Jamaican officials have described the WTO rejection of the proposed EU banana tariffs as “devastating”.

Roger Clarke, agriculture minister, said the move only serves to deepen the worries of the local agriculture sector, plunging it into further uncertainty.

“It is not good news for us as far as our banana export industry is concerned,” Clarke told Jamaica’s Sunday Observer.

He said the country had been pinning its hopes on a tariff regime that would ensure survival.

The WTO ruled, last week, that the EU’s planned overhaul of its import rules would not maintain market access for Latin American producers - the second such ruling in three months.

The EU was pushing for a tariff of €187 per tonne imported from Latin America, with a duty-free quota of 775,000t of bananas from ACP regions.

Jamaican producers are now calling on the EU to find a solution “as a matter of urgency”.

The WTO ruling has been criticised by Marshall Hall, chair of the Caribbean Banana Exporters Association.

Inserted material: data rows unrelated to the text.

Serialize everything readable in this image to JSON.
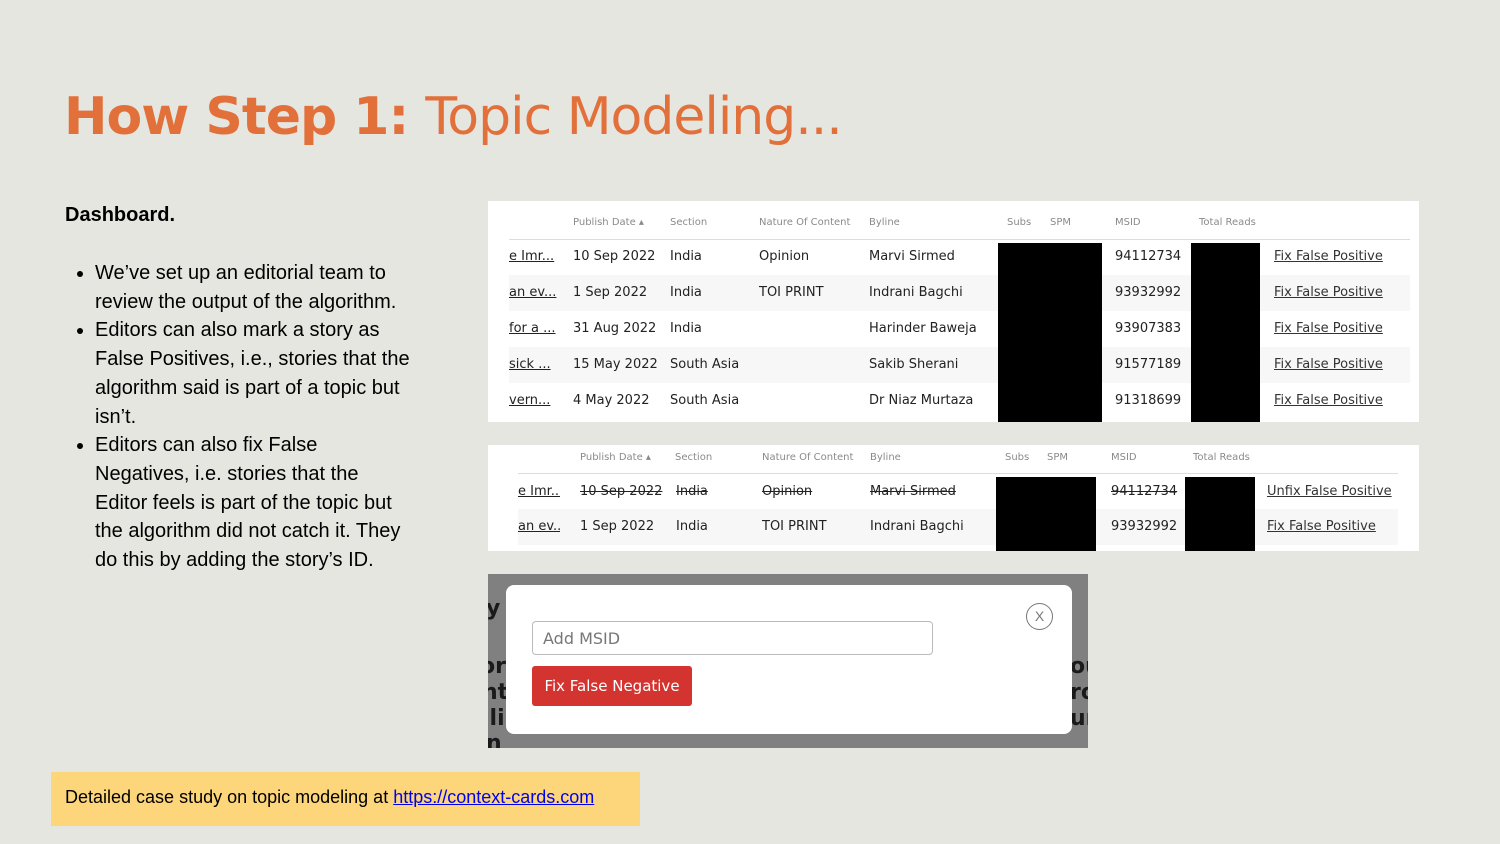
{
  "title": {
    "bold": "How Step 1:",
    "light": "Topic Modeling..."
  },
  "left": {
    "heading": "Dashboard.",
    "bullets": [
      "We’ve set up an editorial team to review the output of the algorithm.",
      "Editors can also mark a story as False Positives, i.e., stories that the algorithm said is part of a topic but isn’t.",
      "Editors can also fix False Negatives, i.e. stories that the Editor feels is part of the topic but the algorithm did not catch it. They do this by adding the story’s ID."
    ]
  },
  "table1": {
    "headers": {
      "publish_date": "Publish Date ▴",
      "section": "Section",
      "nature": "Nature Of Content",
      "byline": "Byline",
      "subs": "Subs",
      "spm": "SPM",
      "msid": "MSID",
      "total_reads": "Total Reads"
    },
    "rows": [
      {
        "title": "e Imr...",
        "date": "10 Sep 2022",
        "section": "India",
        "nature": "Opinion",
        "byline": "Marvi Sirmed",
        "msid": "94112734",
        "action": "Fix False Positive"
      },
      {
        "title": "an ev...",
        "date": "1 Sep 2022",
        "section": "India",
        "nature": "TOI PRINT",
        "byline": "Indrani Bagchi",
        "msid": "93932992",
        "action": "Fix False Positive"
      },
      {
        "title": "for a ...",
        "date": "31 Aug 2022",
        "section": "India",
        "nature": "",
        "byline": "Harinder Baweja",
        "msid": "93907383",
        "action": "Fix False Positive"
      },
      {
        "title": "sick ...",
        "date": "15 May 2022",
        "section": "South Asia",
        "nature": "",
        "byline": "Sakib Sherani",
        "msid": "91577189",
        "action": "Fix False Positive"
      },
      {
        "title": "vern...",
        "date": "4 May 2022",
        "section": "South Asia",
        "nature": "",
        "byline": "Dr Niaz Murtaza",
        "msid": "91318699",
        "action": "Fix False Positive"
      }
    ]
  },
  "table2": {
    "headers": {
      "publish_date": "Publish Date ▴",
      "section": "Section",
      "nature": "Nature Of Content",
      "byline": "Byline",
      "subs": "Subs",
      "spm": "SPM",
      "msid": "MSID",
      "total_reads": "Total Reads"
    },
    "rows": [
      {
        "title": "e Imr...",
        "date": "10 Sep 2022",
        "section": "India",
        "nature": "Opinion",
        "byline": "Marvi Sirmed",
        "msid": "94112734",
        "action": "Unfix False Positive",
        "struck": true
      },
      {
        "title": "an ev...",
        "date": "1 Sep 2022",
        "section": "India",
        "nature": "TOI PRINT",
        "byline": "Indrani Bagchi",
        "msid": "93932992",
        "action": "Fix False Positive",
        "struck": false
      }
    ]
  },
  "modal": {
    "input_placeholder": "Add MSID",
    "button_label": "Fix False Negative",
    "close_label": "X",
    "bg_fragments": [
      "y",
      "ori",
      "nt",
      "ili",
      "n",
      "ou",
      "ro",
      "ur"
    ]
  },
  "callout": {
    "text": "Detailed case study on topic modeling at ",
    "link": "https://context-cards.com"
  },
  "colors": {
    "accent": "#e2703a",
    "background": "#e6e6e1",
    "callout": "#fdd57a",
    "button_red": "#d43430"
  }
}
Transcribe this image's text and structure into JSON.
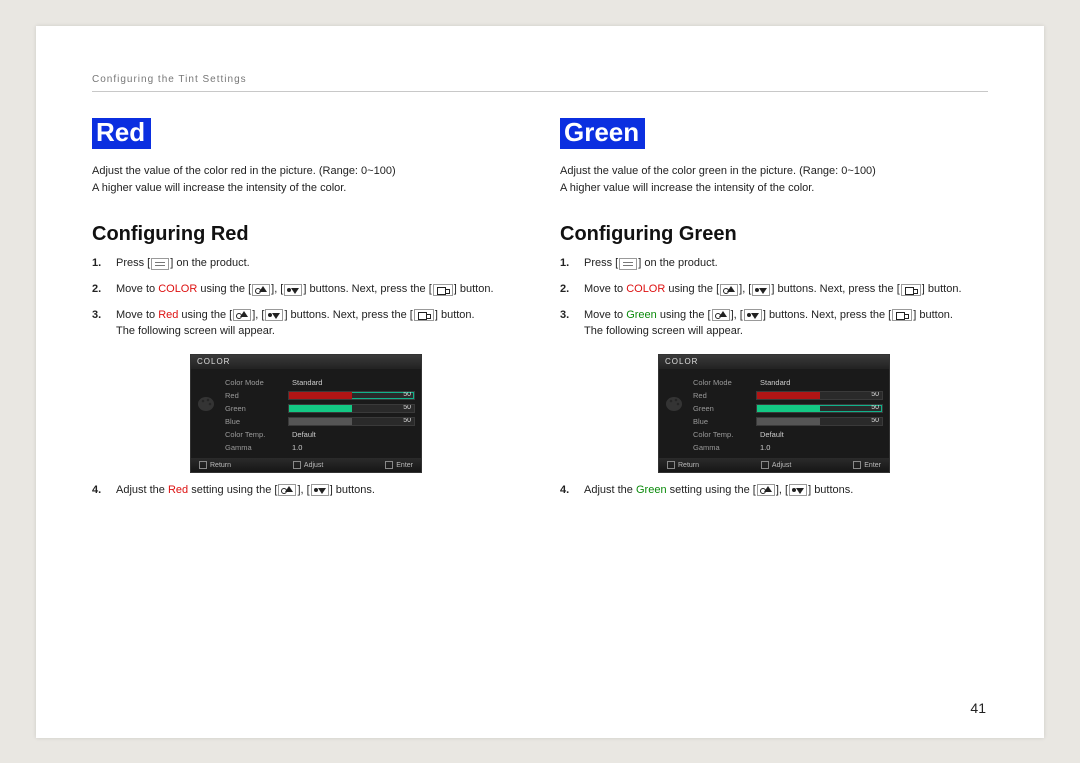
{
  "breadcrumb": "Configuring the Tint Settings",
  "page_number": "41",
  "buttons_text": {
    "on_product": "on the product.",
    "using_buttons": "buttons. Next, press the",
    "button_period": "button."
  },
  "left": {
    "heading": "Red",
    "desc1": "Adjust the value of the color red in the picture. (Range: 0~100)",
    "desc2": "A higher value will increase the intensity of the color.",
    "subhead": "Configuring Red",
    "step1_num": "1.",
    "step1_a": "Press [",
    "step1_b": "] on the product.",
    "step2_num": "2.",
    "step2_a": "Move to ",
    "step2_word": "COLOR",
    "step2_b": " using the [",
    "step2_c": "], [",
    "step2_d": "] buttons. Next, press the [",
    "step2_e": "] button.",
    "step3_num": "3.",
    "step3_a": "Move to ",
    "step3_word": "Red",
    "step3_b": " using the [",
    "step3_c": "], [",
    "step3_d": "] buttons. Next, press the [",
    "step3_e": "] button.",
    "step3_tail": "The following screen will appear.",
    "step4_num": "4.",
    "step4_a": "Adjust the ",
    "step4_word": "Red",
    "step4_b": " setting using the [",
    "step4_c": "], [",
    "step4_d": "] buttons.",
    "osd": {
      "title": "COLOR",
      "rows": [
        "Color Mode",
        "Red",
        "Green",
        "Blue",
        "Color Temp.",
        "Gamma"
      ],
      "vals": {
        "mode": "Standard",
        "temp": "Default",
        "gamma": "1.0"
      },
      "sliders": {
        "red": 50,
        "green": 50,
        "blue": 50
      },
      "highlight": "red",
      "footer": [
        "Return",
        "Adjust",
        "Enter"
      ]
    }
  },
  "right": {
    "heading": "Green",
    "desc1": "Adjust the value of the color green in the picture. (Range: 0~100)",
    "desc2": "A higher value will increase the intensity of the color.",
    "subhead": "Configuring Green",
    "step1_num": "1.",
    "step1_a": "Press [",
    "step1_b": "] on the product.",
    "step2_num": "2.",
    "step2_a": "Move to ",
    "step2_word": "COLOR",
    "step2_b": " using the [",
    "step2_c": "], [",
    "step2_d": "] buttons. Next, press the [",
    "step2_e": "] button.",
    "step3_num": "3.",
    "step3_a": "Move to ",
    "step3_word": "Green",
    "step3_b": " using the [",
    "step3_c": "], [",
    "step3_d": "] buttons. Next, press the [",
    "step3_e": "] button.",
    "step3_tail": "The following screen will appear.",
    "step4_num": "4.",
    "step4_a": "Adjust the ",
    "step4_word": "Green",
    "step4_b": " setting using the [",
    "step4_c": "], [",
    "step4_d": "] buttons.",
    "osd": {
      "title": "COLOR",
      "rows": [
        "Color Mode",
        "Red",
        "Green",
        "Blue",
        "Color Temp.",
        "Gamma"
      ],
      "vals": {
        "mode": "Standard",
        "temp": "Default",
        "gamma": "1.0"
      },
      "sliders": {
        "red": 50,
        "green": 50,
        "blue": 50
      },
      "highlight": "green",
      "footer": [
        "Return",
        "Adjust",
        "Enter"
      ]
    }
  }
}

He told the Observer that the decision “is a monumental disaster for the African, Caribbean and Pacific banana-supplying countries”.

Dominica 's foreign affairs minister Charles Savarin was reported as saying the decision raises concerns as "to whether small countries can continue to compete and trade".

He added: "It seems we have no place in the multilateral trading system, which is confining and consigning small, vulnerable developing countries to the dustbin, forcing them to be dependent on alms and handouts, rather than embracing them and enabling them to forge their own path to development.”